Essentially, just shooting the script is exactly what Mr. Washington has done. This is not quite a bad thing, especially not when the work itself is as powerful as Wilson’s original stage work. And when Mr. Washington does move the camera, you notice — unlike “La La Land,” in which the camera adopts a roving, Scorsesean energy, like an overzealous dog in a room filled with guests. In many ways, “Fences” is the anti-“La La Land”: it’s a film that’s more concerned with silences then spectacle, which opts for classical craftsmanship as opposed to reconfiguring classical structures into bracing and bizarre new forms. It’s not better than “La La Land” as a piece of pure cinema, but in a way, I’m weirdly grateful that Washington even got the movie off the ground and did it, seemingly, exactly the way he wanted to.
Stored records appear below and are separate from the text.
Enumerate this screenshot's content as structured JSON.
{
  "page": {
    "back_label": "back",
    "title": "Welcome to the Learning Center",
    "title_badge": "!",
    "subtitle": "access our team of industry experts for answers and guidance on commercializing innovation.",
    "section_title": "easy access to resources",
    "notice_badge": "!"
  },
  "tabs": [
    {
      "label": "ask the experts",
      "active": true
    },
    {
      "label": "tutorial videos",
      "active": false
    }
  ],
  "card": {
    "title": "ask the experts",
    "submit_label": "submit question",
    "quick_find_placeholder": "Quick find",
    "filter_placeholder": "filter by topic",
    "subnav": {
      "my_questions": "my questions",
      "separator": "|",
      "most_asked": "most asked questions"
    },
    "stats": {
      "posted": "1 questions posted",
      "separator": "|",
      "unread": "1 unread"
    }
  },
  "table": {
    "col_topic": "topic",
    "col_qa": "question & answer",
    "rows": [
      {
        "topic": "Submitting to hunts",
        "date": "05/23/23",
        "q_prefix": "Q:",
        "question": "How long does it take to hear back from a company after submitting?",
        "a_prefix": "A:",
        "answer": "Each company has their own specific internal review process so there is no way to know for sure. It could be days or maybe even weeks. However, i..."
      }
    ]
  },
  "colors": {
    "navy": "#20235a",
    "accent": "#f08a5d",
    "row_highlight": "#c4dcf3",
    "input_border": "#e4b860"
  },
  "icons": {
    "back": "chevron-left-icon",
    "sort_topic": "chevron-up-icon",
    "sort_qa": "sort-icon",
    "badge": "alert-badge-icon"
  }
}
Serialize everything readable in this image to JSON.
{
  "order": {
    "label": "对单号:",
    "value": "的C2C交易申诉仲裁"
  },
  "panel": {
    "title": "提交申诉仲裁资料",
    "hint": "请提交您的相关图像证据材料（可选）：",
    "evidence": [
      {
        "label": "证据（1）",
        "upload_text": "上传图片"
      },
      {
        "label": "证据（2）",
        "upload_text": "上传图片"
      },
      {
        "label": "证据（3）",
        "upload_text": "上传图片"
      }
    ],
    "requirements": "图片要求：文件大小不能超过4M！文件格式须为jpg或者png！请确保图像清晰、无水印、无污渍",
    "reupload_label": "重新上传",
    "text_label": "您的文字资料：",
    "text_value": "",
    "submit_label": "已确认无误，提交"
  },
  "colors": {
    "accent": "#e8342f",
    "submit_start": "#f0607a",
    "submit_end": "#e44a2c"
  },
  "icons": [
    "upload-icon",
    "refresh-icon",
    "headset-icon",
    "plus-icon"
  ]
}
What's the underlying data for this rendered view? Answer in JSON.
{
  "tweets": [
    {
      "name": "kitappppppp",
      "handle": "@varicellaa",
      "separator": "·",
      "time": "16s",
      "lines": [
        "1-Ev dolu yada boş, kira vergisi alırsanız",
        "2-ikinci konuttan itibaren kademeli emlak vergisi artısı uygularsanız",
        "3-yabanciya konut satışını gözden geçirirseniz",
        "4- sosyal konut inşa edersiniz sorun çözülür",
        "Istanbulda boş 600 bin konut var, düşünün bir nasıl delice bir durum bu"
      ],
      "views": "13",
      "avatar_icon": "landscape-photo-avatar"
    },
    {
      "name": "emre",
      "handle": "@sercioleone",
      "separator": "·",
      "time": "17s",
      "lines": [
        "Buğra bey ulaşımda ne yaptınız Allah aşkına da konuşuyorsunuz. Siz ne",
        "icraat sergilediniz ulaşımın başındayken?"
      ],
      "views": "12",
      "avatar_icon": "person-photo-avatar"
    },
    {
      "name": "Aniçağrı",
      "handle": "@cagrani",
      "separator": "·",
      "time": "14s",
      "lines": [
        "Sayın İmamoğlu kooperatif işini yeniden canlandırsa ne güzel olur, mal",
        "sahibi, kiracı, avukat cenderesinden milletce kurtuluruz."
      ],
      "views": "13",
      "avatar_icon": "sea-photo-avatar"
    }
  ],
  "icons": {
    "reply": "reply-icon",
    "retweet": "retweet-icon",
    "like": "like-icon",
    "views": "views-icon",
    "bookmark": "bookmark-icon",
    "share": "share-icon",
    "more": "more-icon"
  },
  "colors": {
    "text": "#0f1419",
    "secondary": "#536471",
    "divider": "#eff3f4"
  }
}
“Fences” is a kind of movie they don’t make much of anymore: a proudly old-school, character-intensive drama with no whiz-kid film school theatrics, no bad behavior simply for the sake of it and a stirring coda that nimbly waltzes the line between pathos and schmaltz, though it unfortunately tips the scale in favor of the latter in the movie’s unfortunate final moments. In other words, Washington’s “Fences” is more akin to something like Norman Jewison’s understated “A Soldier’s Story” (in which Mr. Washington has a small but memorable role) than any of the fevered New Hollywood epics from the 1970’s that are so frequently regurgitated by today’s younger filmmakers. This sometimes-stolid quality may put off viewers who are looking for something with more zip, more pop — something they don’t have to be so damn patient with. And yet “Fences,” in spite of its many problems, is an affecting look at one family’s struggle against the backdrop of a changing nation. Washington may be a movie star first and foremost, but with “Fences,” he’s officially proved his sterling aptitude as a man behind the camera. Grade: B.